Kamis 27 Feb 2020 22:07 WIB

Prof Din Jelaskan Masalah Umat Islam di KUII

Indikator kuantitatif umat tidak sebanding dengan indikator kualitatif.

Rep: Fuji E Permana/ Red: Muhammad Fakhruddin
Ketua Dewan Pertimbangan MUI Din Syamsuddin memberikan paparan pada Sidang Pleno Kongres Umat Islam Indonesia (KUII) VII di Pangkal Pinang, Kepulauan Bangka Belitung, Kamis (27/2).
Foto: Republika/Putra M. Akbar
Ketua Dewan Pertimbangan MUI Din Syamsuddin memberikan paparan pada Sidang Pleno Kongres Umat Islam Indonesia (KUII) VII di Pangkal Pinang, Kepulauan Bangka Belitung, Kamis (27/2).

REPUBLIKA.CO.ID,PANGKAL PINANG -- Ketua Dewan Pertimbangan Majelis Ulama Indonesia (Wantim MUI), Din Syamsuddin menjadi pembicara di sesi pleno Kongres Umat Islam Indonesia (KUII) ke-VII. Dia mengatakan, masalah utama yang dihadapi umat Islam di Indonesia adalah terdapatnya kesenjangan antara faktor demografis dan peran strategis umat di pentas nasional.

Din mengatakan, indikator kuantitatif umat tidak sebanding dengan indikator kualitatif, khususnya dalam bidang ekonomi, pendidikan, dan politik.
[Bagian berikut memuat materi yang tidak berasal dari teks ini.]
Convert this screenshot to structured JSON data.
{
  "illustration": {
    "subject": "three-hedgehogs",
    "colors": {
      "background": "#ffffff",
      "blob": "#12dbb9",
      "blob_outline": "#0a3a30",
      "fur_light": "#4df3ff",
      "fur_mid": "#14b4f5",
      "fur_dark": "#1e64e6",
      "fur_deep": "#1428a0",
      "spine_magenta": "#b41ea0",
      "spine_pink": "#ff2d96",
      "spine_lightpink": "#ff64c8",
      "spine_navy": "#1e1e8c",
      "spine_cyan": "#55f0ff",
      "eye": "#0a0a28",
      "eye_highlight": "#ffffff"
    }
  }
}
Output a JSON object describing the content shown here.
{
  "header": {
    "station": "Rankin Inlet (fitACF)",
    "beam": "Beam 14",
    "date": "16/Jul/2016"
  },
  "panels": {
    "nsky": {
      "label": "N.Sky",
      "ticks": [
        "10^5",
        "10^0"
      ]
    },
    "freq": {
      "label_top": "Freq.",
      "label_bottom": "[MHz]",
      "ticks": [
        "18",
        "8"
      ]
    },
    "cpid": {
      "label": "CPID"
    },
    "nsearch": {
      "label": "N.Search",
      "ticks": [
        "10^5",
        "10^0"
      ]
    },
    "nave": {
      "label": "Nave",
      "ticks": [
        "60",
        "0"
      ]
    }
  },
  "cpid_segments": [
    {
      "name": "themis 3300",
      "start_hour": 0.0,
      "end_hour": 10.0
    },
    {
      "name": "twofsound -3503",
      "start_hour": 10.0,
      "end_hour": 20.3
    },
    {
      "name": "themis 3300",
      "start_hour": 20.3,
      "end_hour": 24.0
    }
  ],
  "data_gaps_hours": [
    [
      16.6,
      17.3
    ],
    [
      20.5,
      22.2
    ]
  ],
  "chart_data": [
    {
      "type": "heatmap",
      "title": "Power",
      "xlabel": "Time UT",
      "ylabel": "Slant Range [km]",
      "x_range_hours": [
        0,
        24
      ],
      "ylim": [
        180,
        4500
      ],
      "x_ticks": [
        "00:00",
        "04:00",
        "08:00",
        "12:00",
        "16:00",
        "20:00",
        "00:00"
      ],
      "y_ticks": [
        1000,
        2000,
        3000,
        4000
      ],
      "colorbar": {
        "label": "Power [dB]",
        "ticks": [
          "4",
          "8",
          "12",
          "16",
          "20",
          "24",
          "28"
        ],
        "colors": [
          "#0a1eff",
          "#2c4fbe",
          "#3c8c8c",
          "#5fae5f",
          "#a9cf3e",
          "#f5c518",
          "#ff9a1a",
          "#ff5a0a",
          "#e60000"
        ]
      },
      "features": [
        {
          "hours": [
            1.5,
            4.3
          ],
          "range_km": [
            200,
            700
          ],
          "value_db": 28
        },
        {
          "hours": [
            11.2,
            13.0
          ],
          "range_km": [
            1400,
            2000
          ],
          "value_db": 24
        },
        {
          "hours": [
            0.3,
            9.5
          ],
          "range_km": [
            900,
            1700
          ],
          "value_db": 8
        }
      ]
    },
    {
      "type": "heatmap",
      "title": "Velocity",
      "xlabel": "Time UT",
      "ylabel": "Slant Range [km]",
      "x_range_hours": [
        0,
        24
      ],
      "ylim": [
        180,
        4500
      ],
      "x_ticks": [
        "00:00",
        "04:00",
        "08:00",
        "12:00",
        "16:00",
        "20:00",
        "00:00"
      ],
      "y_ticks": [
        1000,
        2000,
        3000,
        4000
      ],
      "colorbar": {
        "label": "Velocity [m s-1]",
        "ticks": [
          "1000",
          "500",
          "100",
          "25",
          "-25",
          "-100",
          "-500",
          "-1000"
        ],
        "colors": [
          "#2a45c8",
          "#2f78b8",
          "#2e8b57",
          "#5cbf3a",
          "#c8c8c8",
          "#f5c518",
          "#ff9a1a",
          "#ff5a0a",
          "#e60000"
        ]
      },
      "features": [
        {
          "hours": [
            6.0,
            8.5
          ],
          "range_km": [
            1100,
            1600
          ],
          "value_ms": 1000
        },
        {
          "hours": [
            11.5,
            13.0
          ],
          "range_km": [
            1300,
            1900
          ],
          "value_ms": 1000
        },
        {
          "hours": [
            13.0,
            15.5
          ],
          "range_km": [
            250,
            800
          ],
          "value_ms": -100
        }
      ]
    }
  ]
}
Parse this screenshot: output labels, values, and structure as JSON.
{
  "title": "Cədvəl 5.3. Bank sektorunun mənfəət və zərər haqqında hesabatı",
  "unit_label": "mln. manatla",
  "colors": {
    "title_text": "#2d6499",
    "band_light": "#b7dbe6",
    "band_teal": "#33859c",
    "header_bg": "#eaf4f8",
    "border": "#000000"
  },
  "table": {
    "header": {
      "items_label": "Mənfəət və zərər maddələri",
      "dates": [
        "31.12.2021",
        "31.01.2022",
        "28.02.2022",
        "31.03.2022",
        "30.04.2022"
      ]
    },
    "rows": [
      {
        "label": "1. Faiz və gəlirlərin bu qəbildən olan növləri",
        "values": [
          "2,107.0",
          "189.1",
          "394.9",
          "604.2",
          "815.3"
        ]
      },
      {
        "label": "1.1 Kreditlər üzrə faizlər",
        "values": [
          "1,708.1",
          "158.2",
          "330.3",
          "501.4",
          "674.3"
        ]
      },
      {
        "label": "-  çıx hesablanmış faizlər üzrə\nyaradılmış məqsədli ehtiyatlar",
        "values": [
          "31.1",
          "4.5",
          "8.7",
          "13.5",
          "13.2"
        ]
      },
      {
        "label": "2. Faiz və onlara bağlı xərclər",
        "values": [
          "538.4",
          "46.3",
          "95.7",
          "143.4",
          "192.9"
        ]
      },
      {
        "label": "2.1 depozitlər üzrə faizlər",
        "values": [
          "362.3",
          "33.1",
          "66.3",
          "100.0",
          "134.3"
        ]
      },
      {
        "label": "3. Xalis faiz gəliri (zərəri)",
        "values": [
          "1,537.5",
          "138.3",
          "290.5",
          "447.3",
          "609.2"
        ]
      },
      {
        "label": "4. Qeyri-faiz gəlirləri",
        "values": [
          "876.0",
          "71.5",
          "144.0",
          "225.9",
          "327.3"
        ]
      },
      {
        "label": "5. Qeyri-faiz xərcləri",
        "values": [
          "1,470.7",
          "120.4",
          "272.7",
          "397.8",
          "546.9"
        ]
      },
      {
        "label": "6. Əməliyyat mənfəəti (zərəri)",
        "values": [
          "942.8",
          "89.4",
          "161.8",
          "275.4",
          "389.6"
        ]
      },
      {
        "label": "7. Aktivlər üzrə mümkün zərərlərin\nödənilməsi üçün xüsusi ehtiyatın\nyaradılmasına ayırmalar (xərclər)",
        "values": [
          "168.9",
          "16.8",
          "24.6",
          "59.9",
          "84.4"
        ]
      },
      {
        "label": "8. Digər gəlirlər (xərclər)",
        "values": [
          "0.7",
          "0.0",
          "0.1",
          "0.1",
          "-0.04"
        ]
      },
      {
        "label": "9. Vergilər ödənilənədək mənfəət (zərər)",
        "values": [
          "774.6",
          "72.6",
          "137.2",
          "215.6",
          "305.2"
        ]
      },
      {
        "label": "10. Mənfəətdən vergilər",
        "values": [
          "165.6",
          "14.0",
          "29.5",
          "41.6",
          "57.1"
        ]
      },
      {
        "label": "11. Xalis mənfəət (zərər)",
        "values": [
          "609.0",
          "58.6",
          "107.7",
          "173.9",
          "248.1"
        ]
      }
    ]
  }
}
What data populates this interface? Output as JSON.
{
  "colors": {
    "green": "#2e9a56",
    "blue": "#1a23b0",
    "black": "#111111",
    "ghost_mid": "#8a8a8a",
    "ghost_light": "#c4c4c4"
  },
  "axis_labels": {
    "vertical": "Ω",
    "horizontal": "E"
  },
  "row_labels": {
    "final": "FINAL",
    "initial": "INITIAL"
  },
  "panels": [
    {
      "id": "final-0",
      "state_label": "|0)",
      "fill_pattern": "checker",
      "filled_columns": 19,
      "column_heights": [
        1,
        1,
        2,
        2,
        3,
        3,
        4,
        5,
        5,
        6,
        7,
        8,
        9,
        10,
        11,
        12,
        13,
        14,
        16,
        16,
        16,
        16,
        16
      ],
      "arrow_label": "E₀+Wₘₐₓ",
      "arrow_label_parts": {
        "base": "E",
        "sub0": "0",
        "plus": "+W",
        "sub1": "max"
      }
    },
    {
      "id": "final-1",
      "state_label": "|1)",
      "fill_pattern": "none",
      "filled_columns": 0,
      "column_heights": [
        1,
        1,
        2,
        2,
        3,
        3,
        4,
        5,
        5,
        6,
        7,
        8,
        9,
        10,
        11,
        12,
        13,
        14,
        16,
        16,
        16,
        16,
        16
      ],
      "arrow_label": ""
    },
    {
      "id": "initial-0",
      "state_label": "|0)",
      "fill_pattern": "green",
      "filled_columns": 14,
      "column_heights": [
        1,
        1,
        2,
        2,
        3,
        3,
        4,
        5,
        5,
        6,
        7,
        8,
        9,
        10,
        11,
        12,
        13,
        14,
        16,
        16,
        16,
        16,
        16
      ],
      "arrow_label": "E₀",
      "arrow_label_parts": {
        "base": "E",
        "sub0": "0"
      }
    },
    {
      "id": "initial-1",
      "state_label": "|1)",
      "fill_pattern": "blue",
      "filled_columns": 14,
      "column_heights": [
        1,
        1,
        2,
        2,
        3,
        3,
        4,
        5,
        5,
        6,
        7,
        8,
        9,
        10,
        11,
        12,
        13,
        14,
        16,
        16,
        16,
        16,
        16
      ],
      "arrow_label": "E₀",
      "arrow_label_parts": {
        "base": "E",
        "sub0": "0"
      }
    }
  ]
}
Dalam bidang ekonomi, angka demografis umat sekitar 88 persen dari total penduduk Indonesia tidak menjelma dalam angka riil penguasaan umat akan aset nasional. Mengingat satu persen penduduk dengan afiliasi agama dan etnik lain menguasai aset nasional lebih dari 60 persen.

"Terdapat pardoks bahwa Islam sebagai agama pendorong usaha dan laba, dan masuk ke Nusantara melalui perdagangan, serta sempat memunculkan sentra-sentra ekonomi dan perdagangan di beberapa daerah, kini terpuruk bahkan terempas ke pinggir arena," kata Din saat menjadi narasumber pada sesi pleno KUII di Hotel Novotel, Bangka Belitung, Kamis (27/2).

Ia mengatakan, upaya pemberdayaan ekonomi umat oleh organisasi-organisasi Islam tertatih-tatih dan mengalami kendala mendasar. Di antaranya lemahnya permodalan dan akses ke dunia perbankan. Pembangunan ekonomi nasional yang membuka pintu lebar bagi kapitalisme global, di samping tidak adanya kebijakan affirmatif (affirmative policies) dari negara berpengaruh bagi keterpurukan umat dalam bidang ekonomi.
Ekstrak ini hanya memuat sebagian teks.